Cloudflare New Tool Shields Websites from AI Scraping

Cloudflare, a publicly traded cloud service provider, has introduced a new, free tool to protect websites on its platform from bot scraping for AI model training data.

Certain AI vendors, such as Google, OpenAI, and Apple, enable website owners to restrict data scraping and model training by updating their website’s robots.txt file, which dictates bot access to specific web pages. However, Cloudflare highlights in the announcement post of its bot-combating tool that not all AI scrapers comply with this protocol.

The company writes on its official blog, “Customers don’t want AI bots visiting their websites and especially those that do so dishonestly. We fear that some AI companies intent on circumventing rules to access content will persistently adapt to evade bot detection.”

To tackle this issue, Cloudflare examined AI bot and crawler traffic to enhance its automatic bot detection models. These models consider various factors, including whether an AI bot attempts to disguise itself as a legitimate web browser user by mimicking their behavior and appearance.

“When bad actors attempt to crawl websites at scale, they generally use tools and frameworks that we are able to fingerprint. Based on these signals, our models [can] appropriately flag traffic from evasive AI bots as bots.” Cloudflare writes.

Cloudflare has established a reporting system for hosts to identify suspected AI bots and crawlers and will maintain a manual blacklist for these entities.

The issue of AI bots has become increasingly pressing due to the surge in demand for training data, which is driven by the rapid growth of generative AI.

Numerous websites concerned about AI vendors using their content for model training without permission or compensation have chosen to block AI scrapers and crawlers.

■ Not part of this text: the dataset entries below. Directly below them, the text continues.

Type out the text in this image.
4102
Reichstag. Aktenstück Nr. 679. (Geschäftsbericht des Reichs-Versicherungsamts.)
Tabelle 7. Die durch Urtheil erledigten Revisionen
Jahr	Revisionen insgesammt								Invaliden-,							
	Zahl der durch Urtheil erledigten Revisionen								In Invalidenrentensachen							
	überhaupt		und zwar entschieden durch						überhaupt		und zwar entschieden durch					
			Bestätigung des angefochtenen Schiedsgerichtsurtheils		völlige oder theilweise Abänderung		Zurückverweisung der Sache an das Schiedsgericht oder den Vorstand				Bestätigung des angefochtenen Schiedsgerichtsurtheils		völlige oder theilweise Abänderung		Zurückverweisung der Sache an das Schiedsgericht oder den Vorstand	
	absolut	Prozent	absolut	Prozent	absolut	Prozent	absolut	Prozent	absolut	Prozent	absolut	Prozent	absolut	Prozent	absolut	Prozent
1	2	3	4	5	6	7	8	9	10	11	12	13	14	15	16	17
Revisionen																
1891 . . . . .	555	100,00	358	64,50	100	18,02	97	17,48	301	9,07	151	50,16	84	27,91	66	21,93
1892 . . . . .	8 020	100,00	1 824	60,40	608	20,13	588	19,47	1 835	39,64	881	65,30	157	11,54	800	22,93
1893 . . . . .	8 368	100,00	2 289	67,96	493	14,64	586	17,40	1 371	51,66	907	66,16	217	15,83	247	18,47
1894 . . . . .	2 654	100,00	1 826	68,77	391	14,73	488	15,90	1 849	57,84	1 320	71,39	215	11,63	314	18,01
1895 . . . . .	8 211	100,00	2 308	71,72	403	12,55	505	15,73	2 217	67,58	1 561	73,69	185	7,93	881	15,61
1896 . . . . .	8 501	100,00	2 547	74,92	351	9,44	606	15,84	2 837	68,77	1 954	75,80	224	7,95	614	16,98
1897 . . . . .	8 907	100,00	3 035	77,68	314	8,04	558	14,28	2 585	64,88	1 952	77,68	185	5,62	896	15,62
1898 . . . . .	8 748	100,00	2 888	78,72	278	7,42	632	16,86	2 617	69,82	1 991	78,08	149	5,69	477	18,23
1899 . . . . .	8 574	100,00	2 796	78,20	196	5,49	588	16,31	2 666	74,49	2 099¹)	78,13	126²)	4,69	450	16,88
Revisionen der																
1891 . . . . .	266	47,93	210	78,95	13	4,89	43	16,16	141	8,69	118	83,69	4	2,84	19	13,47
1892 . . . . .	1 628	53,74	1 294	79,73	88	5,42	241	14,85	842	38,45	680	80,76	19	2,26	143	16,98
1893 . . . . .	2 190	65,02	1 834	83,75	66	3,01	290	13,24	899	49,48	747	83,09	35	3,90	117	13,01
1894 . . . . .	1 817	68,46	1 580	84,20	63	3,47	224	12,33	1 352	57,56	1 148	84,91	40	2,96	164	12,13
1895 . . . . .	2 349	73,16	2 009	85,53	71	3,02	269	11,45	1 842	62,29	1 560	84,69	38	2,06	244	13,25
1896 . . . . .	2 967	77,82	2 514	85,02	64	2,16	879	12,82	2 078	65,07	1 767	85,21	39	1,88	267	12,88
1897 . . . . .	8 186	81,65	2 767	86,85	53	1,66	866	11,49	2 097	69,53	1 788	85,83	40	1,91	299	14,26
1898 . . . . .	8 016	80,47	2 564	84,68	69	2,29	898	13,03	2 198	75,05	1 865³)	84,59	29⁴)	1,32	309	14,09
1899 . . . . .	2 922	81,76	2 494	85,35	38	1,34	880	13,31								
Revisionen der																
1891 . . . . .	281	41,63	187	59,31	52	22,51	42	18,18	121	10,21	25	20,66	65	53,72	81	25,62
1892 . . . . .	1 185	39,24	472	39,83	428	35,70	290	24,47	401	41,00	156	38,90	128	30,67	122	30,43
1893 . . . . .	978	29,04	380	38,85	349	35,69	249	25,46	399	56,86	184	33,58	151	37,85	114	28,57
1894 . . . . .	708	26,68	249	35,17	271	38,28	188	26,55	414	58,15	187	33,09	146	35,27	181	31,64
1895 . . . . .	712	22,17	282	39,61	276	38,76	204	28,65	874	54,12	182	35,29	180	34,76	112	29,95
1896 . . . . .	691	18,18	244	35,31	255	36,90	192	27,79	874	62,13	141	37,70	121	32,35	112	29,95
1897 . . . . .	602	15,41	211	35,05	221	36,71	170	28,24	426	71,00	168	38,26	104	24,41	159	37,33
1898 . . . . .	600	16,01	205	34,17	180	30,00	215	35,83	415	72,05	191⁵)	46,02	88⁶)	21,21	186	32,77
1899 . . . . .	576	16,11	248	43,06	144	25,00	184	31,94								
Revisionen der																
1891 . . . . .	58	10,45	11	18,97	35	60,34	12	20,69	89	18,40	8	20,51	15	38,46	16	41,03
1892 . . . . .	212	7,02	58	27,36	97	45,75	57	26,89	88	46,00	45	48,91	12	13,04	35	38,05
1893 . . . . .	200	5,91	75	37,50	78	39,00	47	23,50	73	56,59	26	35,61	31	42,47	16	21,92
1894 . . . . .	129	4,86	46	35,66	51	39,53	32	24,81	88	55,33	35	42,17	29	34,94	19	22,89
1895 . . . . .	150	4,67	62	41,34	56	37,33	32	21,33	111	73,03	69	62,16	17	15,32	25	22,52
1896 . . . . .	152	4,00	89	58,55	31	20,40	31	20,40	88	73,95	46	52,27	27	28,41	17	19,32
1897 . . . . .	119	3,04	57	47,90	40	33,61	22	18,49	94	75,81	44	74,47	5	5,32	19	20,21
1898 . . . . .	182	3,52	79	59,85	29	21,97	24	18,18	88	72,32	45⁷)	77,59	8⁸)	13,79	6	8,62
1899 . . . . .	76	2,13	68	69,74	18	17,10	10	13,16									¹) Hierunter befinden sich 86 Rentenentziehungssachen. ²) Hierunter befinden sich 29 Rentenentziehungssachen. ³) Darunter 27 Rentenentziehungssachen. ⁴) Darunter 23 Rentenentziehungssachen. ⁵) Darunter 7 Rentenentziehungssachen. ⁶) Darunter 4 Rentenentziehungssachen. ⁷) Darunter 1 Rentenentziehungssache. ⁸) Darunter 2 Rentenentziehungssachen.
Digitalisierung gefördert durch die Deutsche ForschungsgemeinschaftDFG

Studies indicate that around 26% of the top 1,000 websites have blocked OpenAI’s bot, while over 600 news publishers have also taken this measure.

However, blocking is not a foolproof solution. Some AI vendors seemingly disregard standard bot exclusion protocols to gain a competitive edge in the AI landscape. Recent allegations suggest that Perplexity, an AI search engine, masqueraded as legitimate visitors to scrape website content, while OpenAI and Anthropic have reportedly ignored robots.txt rules on occasion.

In a letter to publishers last month, TollBit, a content licensing startup, revealed that it sees “numerous AI agents” disregarding the robots.txt standard.

Cloudflare’s tool could offer a solution, but its effectiveness hinges on accurately identifying covert AI bots. Moreover, this tool doesn’t address the underlying issue: publishers may lose valuable referral traffic from AI-powered tools like Google’s AI Overviews, which exclude sites that block specific AI crawlers.